Disclaimer: The setting and canon characters are J. K. Rowling's; I'm simply lending them for a while.
Pomona loves the feel of soil between her fingers. Loves the way the different types crumble or stick or smooth as she presses handfuls between digits and palm; loves the way she can tell how the ground will affect her plants just by touch alone. Aconite, for example, is most effective when the ground is chalky and dry, slightly tacky to the touch with a tendency to form little balls and suck all the moisture out of her hands. The fossils that the Muggles say form the chalk, so tiny you can't even see them normally, add the potency in some way that's defied the explanations of Potioneers for centuries. Pomona has her own hypothesis, about the gift of death from all those billions of creatures concentrated into a single plant, but isn't ready to tell anybody just yet.
Herbology was never her first love, she came about it in a roundabout route that most Muggle-borns do when they find out that many subjects don't translate well between the two societies. Her first memory is of finding coal in her back garden while she helped her mother plant daffodils; she still has some of the brittle black rock sitting on her windowsill in her rooms, the last of a collection she disposed of when she left Hogwarts with a new speciality and a new love. She found out that some rocks have a different meaning here; capabilities that no scientist could ever have guessed at, and will likely ever know about. Opals, for example, are iridescent semi-precious stones made up of hydrous silica. They also are very good at hiding curses in their flashes of colour and are considered somewhat Dark materials. She found this out when the Defence Against the Dark Arts teacher took her bracelet off her in class with a frown and again quite recently when the Gryffindor girl was hurt with a piece of Victorian jewellery.
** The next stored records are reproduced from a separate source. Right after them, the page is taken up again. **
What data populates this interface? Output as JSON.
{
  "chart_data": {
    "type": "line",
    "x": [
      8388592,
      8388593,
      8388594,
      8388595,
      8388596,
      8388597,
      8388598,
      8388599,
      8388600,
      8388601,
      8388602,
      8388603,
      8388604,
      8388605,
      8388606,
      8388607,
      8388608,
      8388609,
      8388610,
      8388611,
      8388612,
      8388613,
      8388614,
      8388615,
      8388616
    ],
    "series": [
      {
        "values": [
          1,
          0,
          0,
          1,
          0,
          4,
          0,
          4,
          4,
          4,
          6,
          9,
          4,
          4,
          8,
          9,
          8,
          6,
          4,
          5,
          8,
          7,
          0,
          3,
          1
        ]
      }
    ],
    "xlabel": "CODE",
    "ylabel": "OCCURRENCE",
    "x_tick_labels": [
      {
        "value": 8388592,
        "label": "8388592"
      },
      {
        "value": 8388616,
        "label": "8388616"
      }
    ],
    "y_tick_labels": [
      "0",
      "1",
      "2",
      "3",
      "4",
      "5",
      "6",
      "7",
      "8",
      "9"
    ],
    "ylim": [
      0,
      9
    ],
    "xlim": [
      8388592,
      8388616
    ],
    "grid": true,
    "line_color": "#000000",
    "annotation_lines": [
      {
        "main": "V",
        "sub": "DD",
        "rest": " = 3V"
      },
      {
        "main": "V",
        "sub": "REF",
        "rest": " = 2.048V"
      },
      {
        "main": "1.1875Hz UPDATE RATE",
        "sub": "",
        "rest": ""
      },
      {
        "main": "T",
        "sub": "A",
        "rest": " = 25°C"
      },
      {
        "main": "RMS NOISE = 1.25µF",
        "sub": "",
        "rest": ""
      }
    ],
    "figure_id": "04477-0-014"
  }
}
Even now she has the bright coloured map of Britain on the wall of the classroom she very rarely uses. The stripes and spots soothing as she traces the boundary lines between ages and epochs and eras underneath her fingers. There's a pin where the castle is, or as close as she can figure out, and it comforts her to know what lies beneath her feet, down through the soil, through the rock, through the layers until she hits the place where even the Muggles aren't quite sure what's there. She likes it that you can know exactly what's under your feet, that makes you stable as you walk along in life. The hill she could see from her old home, for example, was Wenlock Limestone with fossils in it that are 425 million years old. It also, when ground up and included in the fertiliser she uses in the greenhouses, improves the growth rate of Rapaxis capessii ten-fold. She thinks this is because the Tentacular is distantly related to some of the creatures in it but taxonomy is a difficult subject at the best of times and she could be wrong.
There are mysteries that remain though; defying all attempts at logical description and scientific method, and this, this is what the magical world is about to her – why she loves it. That there can still be surprise left in this world despite everyone's attempts to categorise it. Hogwarts castle, for example, is made of stone. An igneous rock with large crystals of quartz, feldspar and biotite. Granite, for all intents and purposes. However, there are other things in there too; flecks of blue and red and gold and green that she can't identify. The blocks are all different temperatures too and remain so through winter and summer (she has a notebook full of figures when she spent a week one Christmas holiday and another that summer cataloguing individual stones and how warm they were). Hogwarts granite is unique in the whole world in its composition and Pomona finds this fits so poetically with how things should be.
She sometimes wonders how things might have turned out differently if she'd declined her letter and gone to the school her father wanted and followed her first love instead of her late-coming second. But, as she looks at the books on her shelf, for example, and sees the pedology textbooks amongst her herbals she thinks that perhaps things aren't so different after all.
Notes: This was written as a response to a challenge on Livejournal's 30minutefics. It was to pick a book at random off your shelves and take the title as inspiration. Try it; it's fantastically fun.